My main worry about the badges appraoch is that it will only be a kind of add-on to the normal educational modle. What I'm mainly interested in doing is entering into direct confrontation with the university as it currently exists. I want to fight with the university, offer an alternative to it, and fundamentally challange the values at work in the university. I'm worried that a badge just isn't going to cut it, that it won't be taken seriously enough or that it will only be taken seriously as an add-on to a "real" university education.
But I'm hoping that we can make badges real and every bit as valuable as university credit at an ivy league school. I'm not exactly how to go about this, but this is what I'm going to try to learn from this class.
Okay, just to be provocative, let's say that 50 of the worlds best professors in the humanities decide that in spring of 2012 they are going to take the class that they would have normally taught at their respective ivy league schools and instead of teaching it at a "real" university they were going to teach it at their local public library instead. All of the same students would take the class, but instead of paying overpriced tuition they would pay something more modest, maybe $300. The professor would pocket nearly the full amount, maybe dedicating some of it to classroom supplies. The professor would do all of the regular teaching they would normally do, lecture, lead demos, grade papers/projects, etc. The students would do all of their regular student activiites too, take notes, do readings, write papers, give presentations, etc. At the end of the semester each student would get a badge signifiying that they had succesfully completed the class. Some of them might get additional badges given by their classmates for being a good team player, etc. Some students might not do all of the work or do it poorly and wouldn't end up getting the badge.

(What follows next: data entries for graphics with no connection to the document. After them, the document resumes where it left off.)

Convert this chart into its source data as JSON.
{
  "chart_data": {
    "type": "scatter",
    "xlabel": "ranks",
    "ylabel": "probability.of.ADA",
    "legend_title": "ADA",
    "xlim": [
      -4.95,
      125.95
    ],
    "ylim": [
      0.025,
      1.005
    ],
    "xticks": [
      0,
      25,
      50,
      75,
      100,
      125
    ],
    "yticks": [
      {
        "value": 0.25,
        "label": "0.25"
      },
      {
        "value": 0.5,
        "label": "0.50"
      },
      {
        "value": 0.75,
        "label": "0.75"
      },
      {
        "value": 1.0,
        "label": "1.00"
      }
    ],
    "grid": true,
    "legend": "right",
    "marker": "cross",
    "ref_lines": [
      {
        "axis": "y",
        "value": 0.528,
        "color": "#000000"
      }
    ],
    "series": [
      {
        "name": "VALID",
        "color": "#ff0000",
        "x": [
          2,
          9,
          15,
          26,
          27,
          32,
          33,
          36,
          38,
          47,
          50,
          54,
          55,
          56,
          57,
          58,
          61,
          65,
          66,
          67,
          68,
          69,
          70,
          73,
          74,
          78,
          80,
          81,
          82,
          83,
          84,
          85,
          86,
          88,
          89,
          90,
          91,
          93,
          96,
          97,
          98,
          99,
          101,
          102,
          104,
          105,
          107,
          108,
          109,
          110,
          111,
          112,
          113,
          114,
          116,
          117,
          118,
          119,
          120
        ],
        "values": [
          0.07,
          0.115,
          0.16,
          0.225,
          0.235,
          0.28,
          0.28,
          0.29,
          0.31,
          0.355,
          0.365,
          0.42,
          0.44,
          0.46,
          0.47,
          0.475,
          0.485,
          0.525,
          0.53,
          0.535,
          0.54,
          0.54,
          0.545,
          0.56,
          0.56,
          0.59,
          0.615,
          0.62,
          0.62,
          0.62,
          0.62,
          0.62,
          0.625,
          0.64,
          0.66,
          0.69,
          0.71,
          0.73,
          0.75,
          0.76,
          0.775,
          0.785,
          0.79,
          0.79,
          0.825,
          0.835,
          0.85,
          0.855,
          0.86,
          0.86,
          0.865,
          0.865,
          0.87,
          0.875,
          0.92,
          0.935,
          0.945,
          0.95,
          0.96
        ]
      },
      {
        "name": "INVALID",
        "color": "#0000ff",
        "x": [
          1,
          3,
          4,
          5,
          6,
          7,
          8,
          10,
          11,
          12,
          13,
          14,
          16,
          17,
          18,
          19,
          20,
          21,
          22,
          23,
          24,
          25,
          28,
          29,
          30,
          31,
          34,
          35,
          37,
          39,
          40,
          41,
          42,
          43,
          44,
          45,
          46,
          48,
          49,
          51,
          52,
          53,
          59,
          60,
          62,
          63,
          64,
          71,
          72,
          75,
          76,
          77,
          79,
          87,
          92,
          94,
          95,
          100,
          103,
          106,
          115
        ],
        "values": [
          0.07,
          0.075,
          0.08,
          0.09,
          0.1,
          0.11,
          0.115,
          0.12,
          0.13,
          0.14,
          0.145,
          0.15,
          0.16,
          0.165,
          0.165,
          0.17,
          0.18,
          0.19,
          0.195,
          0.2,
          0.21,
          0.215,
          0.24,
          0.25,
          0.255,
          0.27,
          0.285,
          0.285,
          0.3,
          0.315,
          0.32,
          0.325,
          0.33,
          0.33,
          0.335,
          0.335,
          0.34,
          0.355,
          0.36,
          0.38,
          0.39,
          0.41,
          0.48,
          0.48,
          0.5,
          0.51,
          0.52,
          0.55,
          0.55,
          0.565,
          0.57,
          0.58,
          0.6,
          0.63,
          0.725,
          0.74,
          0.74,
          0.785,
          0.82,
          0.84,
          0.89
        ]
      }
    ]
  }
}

In the end, however, students from these 50 different classes just got the same education at a fraction of the cost. The professors just made the same amount of money (or more) and put in the same amount of effort. Because the professors are all already respected in their fields, and because they've banded together as a group of 50, the badges that they offer carry real weight within the academy. Articulation aggreements are created between the 50 classes, experimental schools, and even a few sympathetic "real" universities that basically say that they acknowledge the badges as carrying the same weight as normal academic credit.
What problems to people see here? Can we solve them? Want to try it?